Im Verlauf des Jahres kann es sehr trocken und heiß sein, weil der Wind die gesamte Vegetation ausgetrocknet hat, die dann keine Feuchtigkeit mehr aufweist, die Brände können sich dadurch in der Moorlandschaft sehr weit in die offenen Vegetationsflächen hinein ausbreiten Diese Brände können Flanken und Feuerfronten bilden, die viele Kilometer lang sind. Wir sehen auch mehr Brände in Aufforstungen, auf Flächen, wo es normalerweise nicht zu Bränden kommt, die Brandbekämpfung in Aufforstungen birgt größere Gefahren und es müssen andere Taktiken angewendet werden als in Moorlandschaften, wenn es möglich ist, teilen wir unsere Erkenntnisse in ganz UK und lernen von anderen Partnerorganisationen in der ganzen Welt, um uns besser auf Waldbrände vorbereiten und darauf reagieren zu können und die Bevölkerung und die Feuerwehrleute so gut wie möglich zu schützen.
vft: Welche Taktiken setzen Sie hauptsächlich ein?

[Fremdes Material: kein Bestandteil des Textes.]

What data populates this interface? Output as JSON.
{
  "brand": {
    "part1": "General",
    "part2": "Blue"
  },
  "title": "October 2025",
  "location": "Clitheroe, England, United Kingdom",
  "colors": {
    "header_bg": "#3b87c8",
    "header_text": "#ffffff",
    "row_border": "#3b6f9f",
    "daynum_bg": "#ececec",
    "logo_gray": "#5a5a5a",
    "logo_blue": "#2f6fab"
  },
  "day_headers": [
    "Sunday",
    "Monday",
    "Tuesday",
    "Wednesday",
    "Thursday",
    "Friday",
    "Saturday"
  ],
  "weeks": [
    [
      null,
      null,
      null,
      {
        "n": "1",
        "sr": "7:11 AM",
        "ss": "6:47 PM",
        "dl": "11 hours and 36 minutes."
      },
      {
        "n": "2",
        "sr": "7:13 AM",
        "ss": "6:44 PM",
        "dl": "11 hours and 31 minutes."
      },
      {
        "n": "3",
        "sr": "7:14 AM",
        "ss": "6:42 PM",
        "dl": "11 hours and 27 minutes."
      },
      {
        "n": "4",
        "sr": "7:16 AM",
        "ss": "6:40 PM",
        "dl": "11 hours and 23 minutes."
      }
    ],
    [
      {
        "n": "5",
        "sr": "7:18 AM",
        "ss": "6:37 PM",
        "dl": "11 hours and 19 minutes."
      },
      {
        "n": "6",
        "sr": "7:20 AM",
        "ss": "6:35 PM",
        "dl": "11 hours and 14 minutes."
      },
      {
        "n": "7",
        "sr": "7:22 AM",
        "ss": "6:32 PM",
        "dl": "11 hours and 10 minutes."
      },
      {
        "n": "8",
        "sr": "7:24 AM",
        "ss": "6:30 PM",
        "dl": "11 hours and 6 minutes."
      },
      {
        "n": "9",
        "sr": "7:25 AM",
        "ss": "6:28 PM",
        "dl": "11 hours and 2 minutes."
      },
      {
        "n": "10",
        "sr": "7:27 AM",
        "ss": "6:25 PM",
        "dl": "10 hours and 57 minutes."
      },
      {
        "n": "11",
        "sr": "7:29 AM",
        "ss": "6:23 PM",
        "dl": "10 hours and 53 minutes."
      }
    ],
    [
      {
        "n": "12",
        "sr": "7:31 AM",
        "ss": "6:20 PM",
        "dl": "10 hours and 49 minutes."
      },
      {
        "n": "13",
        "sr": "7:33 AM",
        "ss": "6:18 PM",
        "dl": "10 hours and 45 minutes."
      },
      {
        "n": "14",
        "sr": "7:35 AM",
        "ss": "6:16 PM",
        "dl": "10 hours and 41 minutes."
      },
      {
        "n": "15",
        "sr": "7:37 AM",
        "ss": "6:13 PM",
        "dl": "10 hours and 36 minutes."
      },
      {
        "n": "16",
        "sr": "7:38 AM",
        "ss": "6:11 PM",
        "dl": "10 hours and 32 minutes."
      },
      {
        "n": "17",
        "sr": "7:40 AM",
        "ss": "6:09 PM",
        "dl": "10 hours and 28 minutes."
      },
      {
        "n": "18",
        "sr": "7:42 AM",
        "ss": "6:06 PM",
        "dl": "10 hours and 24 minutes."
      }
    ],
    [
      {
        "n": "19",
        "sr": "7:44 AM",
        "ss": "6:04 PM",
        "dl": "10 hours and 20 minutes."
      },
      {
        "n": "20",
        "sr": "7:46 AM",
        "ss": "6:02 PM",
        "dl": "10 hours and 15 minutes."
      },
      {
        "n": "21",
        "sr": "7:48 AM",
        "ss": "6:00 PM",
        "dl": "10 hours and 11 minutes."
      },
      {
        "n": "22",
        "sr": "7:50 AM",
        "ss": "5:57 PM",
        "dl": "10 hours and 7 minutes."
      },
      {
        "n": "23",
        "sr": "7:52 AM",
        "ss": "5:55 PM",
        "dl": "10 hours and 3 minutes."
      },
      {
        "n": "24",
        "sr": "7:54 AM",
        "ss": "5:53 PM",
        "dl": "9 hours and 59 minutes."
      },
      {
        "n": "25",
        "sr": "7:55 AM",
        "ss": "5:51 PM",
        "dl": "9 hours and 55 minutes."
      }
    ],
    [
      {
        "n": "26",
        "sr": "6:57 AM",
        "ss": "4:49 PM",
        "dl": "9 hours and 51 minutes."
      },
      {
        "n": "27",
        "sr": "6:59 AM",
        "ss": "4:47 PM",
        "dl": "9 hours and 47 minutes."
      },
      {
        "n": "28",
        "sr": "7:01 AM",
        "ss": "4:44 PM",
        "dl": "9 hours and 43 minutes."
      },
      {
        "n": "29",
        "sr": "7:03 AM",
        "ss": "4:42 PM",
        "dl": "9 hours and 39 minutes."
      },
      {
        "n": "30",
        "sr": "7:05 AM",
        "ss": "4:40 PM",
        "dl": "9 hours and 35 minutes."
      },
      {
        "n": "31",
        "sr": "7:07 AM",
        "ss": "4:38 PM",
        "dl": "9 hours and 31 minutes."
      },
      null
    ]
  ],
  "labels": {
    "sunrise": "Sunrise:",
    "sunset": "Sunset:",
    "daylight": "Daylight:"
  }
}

SW: Feuer mit Feuer zu bekämpfen ist eine Technik, die wir versuchen, verstärkt einzusetzen, um Oberflächenbrände zu kontrollieren. Wir nutzen es für Schulungszwecke und auch zur Stärkung unserer Verteidigungslinien, um zu verhindern, dass sich unsere Waldbrände schnell ausbreiten. Natürlich gibt es Beschränkungen, wann wir das machen; wir können eine vorgeschriebene oder kontrollierte Verbrennung nur von Oktober bis März durchführen, dann können wir auch nur in den Landstrichen Verbrennungen vornehmen, in denen Brände auftreten, denn es gibt hydrographische Einzugsgebiete, aus denen wir unser Trinkwasser beziehen, und wenn wir dort Verbrennungen ausführen würden, könnte das Wasser kontaminiert werden und schlechte Gerüche annehmen. Wir haben auch Schutzgebiete, in denen die Lebensräume der Tiere geschützt sind, so dass wir an solchen Standorten keine Verbrennungen durchführen können. Und schließlich haben wir das feuchte britische Wetter in diesen Monaten, in denen Verbrennungen ebenfalls beschränkt sind. Das oben Gesagte sorgt für ein Wachstum an brennbarer Vegetation, das erhebliche Herausforderungen für die Kontrolle von Waldbränden mit sich bringt, wenn sie auftreten. Wir arbeiten weiter mit unseren Partnern daran, Brandschneisen in den Monaten ohne Waldbrände anzulegen, um die Ausbreitung großer Waldbrände in der Waldbrandsaison zu verhindern.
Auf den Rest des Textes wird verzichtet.